Le MAAAV (Musiques Appliqués Aux Arts Visuels) a rejoint récemment le RECA pour la partie musicale et sonore de son concours de réalisation d’un clip d’animation pour l’égalité entre les genres. Parallèlement, déjà plus de la moitié des écoles du réseau ont conclu des accords avec ce master de l’université LYON 2. Des échanges qui s’annoncent très prometteurs pour tous les jeunes artistes. Jean-Marc Serre, fondateur et directeur du MAAAV, a répondu aux questions d’e-RECA.
1) Pouvez-vous nous présenter le MAAAV en quelques mots ?
Le MAAAV est une formation en 2 ans (niveau Master), créée en 2007, qui forme des compositeurs à l’image (et des sound designers). C’est la seule formation universitaire de ce type en France. Il existe quelques formations assez similaires au sein de conservatoires (notamment cnsmd de Lyon et Paris). Le MAAAV est situé à Lyon et dépend du département Musique/Musicologie de l’Université Lumière Lyon 2.
Nous avons appelé cette formation Musiques Appliquées Aux Arts Visuels pour ne pas limiter notre champ d’intervention au cinéma. Le cinéma en fait bien évidemment partie, notamment l’animation, mais également la fiction et le documentaire. De plus en plus d’étudiants se tournent également vers la création musicale pour le jeu vidéo. Nous travaillons par ailleurs depuis 15 ans avec le Musée des Beaux-Arts de Lyon sur des œuvres de leurs collections, et parfois sur quelques livres numériques avec notamment les étudiants en édition de l’école Émile Cohl.
Pour résumer, nos étudiants peuvent créer un environnement sonore et musical sur n’importe quelle « image », animée ou pas !
Dès leur intégration dans le master, les étudiants rassemblent leurs travaux sur leur site personnel. Celui-ci regroupe au bout des deux années, une trentaine de travaux originaux qu’ils ont travaillés tout au long de leur parcours avec autant d’équipes différentes.
2) Quel est le profil de vos étudiants ? Comment les sélectionnez-vous ?

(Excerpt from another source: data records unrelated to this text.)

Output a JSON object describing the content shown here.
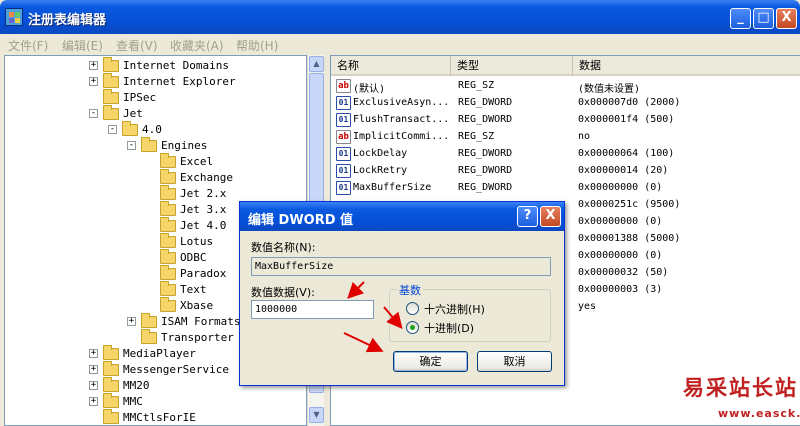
{
  "window": {
    "title": "注册表编辑器",
    "minimize": "_",
    "maximize": "□",
    "close": "X"
  },
  "menu": [
    "文件(F)",
    "编辑(E)",
    "查看(V)",
    "收藏夹(A)",
    "帮助(H)"
  ],
  "tree": [
    {
      "label": "Internet Domains",
      "level": 0,
      "expander": "+"
    },
    {
      "label": "Internet Explorer",
      "level": 0,
      "expander": "+"
    },
    {
      "label": "IPSec",
      "level": 0,
      "expander": ""
    },
    {
      "label": "Jet",
      "level": 0,
      "expander": "-"
    },
    {
      "label": "4.0",
      "level": 1,
      "expander": "-"
    },
    {
      "label": "Engines",
      "level": 2,
      "expander": "-"
    },
    {
      "label": "Excel",
      "level": 3,
      "expander": ""
    },
    {
      "label": "Exchange",
      "level": 3,
      "expander": ""
    },
    {
      "label": "Jet 2.x",
      "level": 3,
      "expander": ""
    },
    {
      "label": "Jet 3.x",
      "level": 3,
      "expander": ""
    },
    {
      "label": "Jet 4.0",
      "level": 3,
      "expander": ""
    },
    {
      "label": "Lotus",
      "level": 3,
      "expander": ""
    },
    {
      "label": "ODBC",
      "level": 3,
      "expander": ""
    },
    {
      "label": "Paradox",
      "level": 3,
      "expander": ""
    },
    {
      "label": "Text",
      "level": 3,
      "expander": ""
    },
    {
      "label": "Xbase",
      "level": 3,
      "expander": ""
    },
    {
      "label": "ISAM Formats",
      "level": 2,
      "expander": "+"
    },
    {
      "label": "Transporter",
      "level": 2,
      "expander": ""
    },
    {
      "label": "MediaPlayer",
      "level": 0,
      "expander": "+"
    },
    {
      "label": "MessengerService",
      "level": 0,
      "expander": "+"
    },
    {
      "label": "MM20",
      "level": 0,
      "expander": "+"
    },
    {
      "label": "MMC",
      "level": 0,
      "expander": "+"
    },
    {
      "label": "MMCtlsForIE",
      "level": 0,
      "expander": ""
    }
  ],
  "list": {
    "columns": [
      "名称",
      "类型",
      "数据"
    ],
    "rows": [
      {
        "icon": "ab",
        "name": "(默认)",
        "type": "REG_SZ",
        "data": "(数值未设置)"
      },
      {
        "icon": "01",
        "name": "ExclusiveAsyn...",
        "type": "REG_DWORD",
        "data": "0x000007d0 (2000)"
      },
      {
        "icon": "01",
        "name": "FlushTransact...",
        "type": "REG_DWORD",
        "data": "0x000001f4 (500)"
      },
      {
        "icon": "ab",
        "name": "ImplicitCommi...",
        "type": "REG_SZ",
        "data": "no"
      },
      {
        "icon": "01",
        "name": "LockDelay",
        "type": "REG_DWORD",
        "data": "0x00000064 (100)"
      },
      {
        "icon": "01",
        "name": "LockRetry",
        "type": "REG_DWORD",
        "data": "0x00000014 (20)"
      },
      {
        "icon": "01",
        "name": "MaxBufferSize",
        "type": "REG_DWORD",
        "data": "0x00000000 (0)"
      },
      {
        "icon": "",
        "name": "",
        "type": "",
        "data": "0x0000251c (9500)"
      },
      {
        "icon": "",
        "name": "",
        "type": "",
        "data": "0x00000000 (0)"
      },
      {
        "icon": "",
        "name": "",
        "type": "",
        "data": "0x00001388 (5000)"
      },
      {
        "icon": "",
        "name": "",
        "type": "",
        "data": "0x00000000 (0)"
      },
      {
        "icon": "",
        "name": "",
        "type": "",
        "data": "0x00000032 (50)"
      },
      {
        "icon": "",
        "name": "",
        "type": "",
        "data": "0x00000003 (3)"
      },
      {
        "icon": "",
        "name": "",
        "type": "",
        "data": "yes"
      }
    ]
  },
  "dialog": {
    "title": "编辑 DWORD 值",
    "help": "?",
    "close": "X",
    "name_label": "数值名称(N):",
    "name_value": "MaxBufferSize",
    "data_label": "数值数据(V):",
    "data_value": "1000000",
    "base_legend": "基数",
    "radio_hex": "十六进制(H)",
    "radio_dec": "十进制(D)",
    "selected_base": "decimal",
    "ok": "确定",
    "cancel": "取消"
  },
  "annotation_color": "#e00000",
  "watermark": {
    "text": "易采站长站",
    "url": "www.easck.com"
  }
}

La plupart des étudiants sortent d’une licence de musique, de toutes les universités françaises ou internationales. Nous avons aussi des étudiants plus âgés (aucune limite d’âge), en reprise d’études. Nous avons régulièrement des étudiants de plus de 30 ans, intermittents du spectacle ou professeurs en conservatoire, qui suivent les cours avec nos étudiants en formation initiale.
Le « recrutement » se fait entre les mois de mars et début juillet. Chaque année, 16 étudiants intègrent le cursus. Nous limitons volontairement leur nombre pour éviter « d’inonder » le marché qui reste un marché de « niche ». De toute façon, nous ne pourrions suivre plus d’étudiants car chacun d’entre eux produit environ 15 travaux originaux par an, ce qui, multiplié par 16, représente un travail considérable !
Chaque année, l’ensemble de nos 32 étudiants travaille sur environ 400 projets. Ce sont des projets « courts » (issus pour une grande partie des écoles du RECA), qui obligent à s’intégrer à chaque fois à une nouvelle équipe. C’est très enrichissant et formateur.
Outre l’obligation de remplir des critères « administratifs » (avoir une licence ou une expérience professionnelle validée = VAPP), les candidats, environ 60 postulants chaque année, doivent proposer 3 œuvres originales sur des films librement choisis. Ils doivent ensuite réaliser, en 2 semaines, la musique d’un film court d’environ 3 à 4 mn. Il est important pour nous de pouvoir juger de l’adaptabilité des musiciens. Ces 2 premières étapes se font à distance.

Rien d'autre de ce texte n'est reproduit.